かおなし=Faceless

日常だったり雑談だったり妄想だったり

異国にて

 僕は今、異国の地で一人この日記を書いている。

 無性に美味いコーヒーが飲みたくなった。
 そのとき僕の脳内を駆け抜けた名前は‘ハワイアンコナ’。文字通りハワイ原産のコーヒー豆だ。しかもただのハワイアンコナではない。火山灰の関係で、ハワイ諸島の中でもそこだけ地質が違うというコーヒー園で収穫される豆だ。

 あのハワイアンコナ独特の薫りを考えただけでもはや僕はいても立ってもいられなくなりハワイへ飛んだ。目指すは秘密の農園の幻のコーヒー豆。実は僕も噂に聞いたことがあるだけでそのコーヒーを口にしたことは今だにない。

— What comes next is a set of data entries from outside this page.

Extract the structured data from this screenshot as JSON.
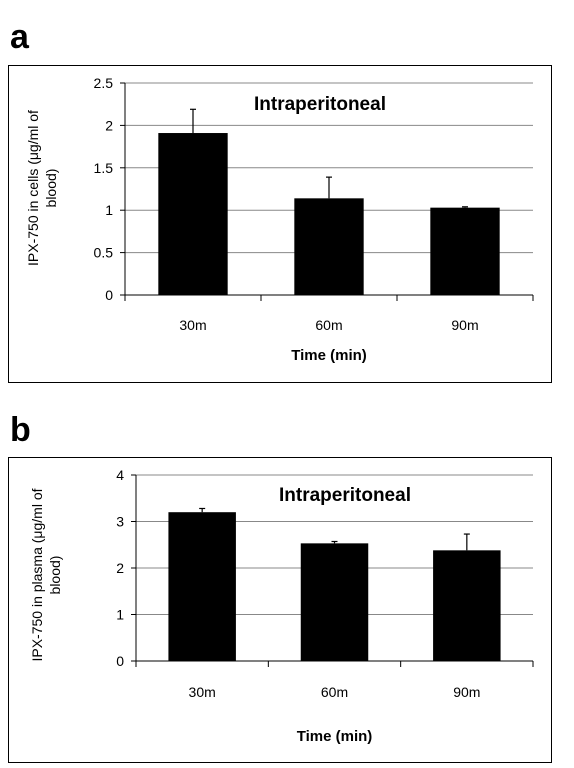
{
  "panels": {
    "a": {
      "letter": "a"
    },
    "b": {
      "letter": "b"
    }
  },
  "chart_data": [
    {
      "type": "bar",
      "title": "Intraperitoneal",
      "xlabel": "Time (min)",
      "ylabel_lines": [
        "IPX-750 in cells (μg/ml of",
        "blood)"
      ],
      "categories": [
        "30m",
        "60m",
        "90m"
      ],
      "values": [
        1.91,
        1.14,
        1.03
      ],
      "errors": [
        0.28,
        0.25,
        0.01
      ],
      "ylim": [
        0,
        2.5
      ],
      "yticks": [
        0,
        0.5,
        1,
        1.5,
        2,
        2.5
      ],
      "grid": true,
      "bar_color": "#000000",
      "grid_color": "#888888"
    },
    {
      "type": "bar",
      "title": "Intraperitoneal",
      "xlabel": "Time (min)",
      "ylabel_lines": [
        "IPX-750 in plasma (μg/ml of",
        "blood)"
      ],
      "categories": [
        "30m",
        "60m",
        "90m"
      ],
      "values": [
        3.2,
        2.53,
        2.38
      ],
      "errors": [
        0.08,
        0.04,
        0.35
      ],
      "ylim": [
        0,
        4
      ],
      "yticks": [
        0,
        1,
        2,
        3,
        4
      ],
      "grid": true,
      "bar_color": "#000000",
      "grid_color": "#888888"
    }
  ]
}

 ハワイに着いてすぐ、意外にもその豆を売っている店は簡単に見つかった。
 その店は町外れにある小さな食料品店。僕はその店に駆け込むと「まめ!まめを下さい!」と慌てて言った。店番をしていた若いおねえさんはそんな僕を見て困ったように首を傾げた。
 ああそうか、日本語が通じないんだ。
 僕は慌てて日本語でまくし立てていた自分がちょっと恥ずかしくなり、少し丁寧な口調で「ハロー」と言ってみた。するとおねえさんは少し安心したような笑顔で、

 「ハロー!ウェルカム」

 と言ってくれた。あらためて見るとこのおねえさん、背の高いすらっとした美人だったので僕はちょっとドキドキした。
 まあそれは置いといて、何はともあれ一番の目的であるコーヒー豆を買おう。日本語が通じなくても片言の英語で何とかなるだろう。買い物をするときに使う英語と言えばアレだ。
 僕はちょっと気取った仕草でポケットから財布を取り出すと丁寧な口調でおねえさんに尋ねた。

 「ハウマッチ?」

 

 

 

 

 その後、鬼のような形相のおねえさんに蹴り倒されたあと警察に捕まった。
 そんなわけで僕は今、異国の地の独房で一人この日記を書いている。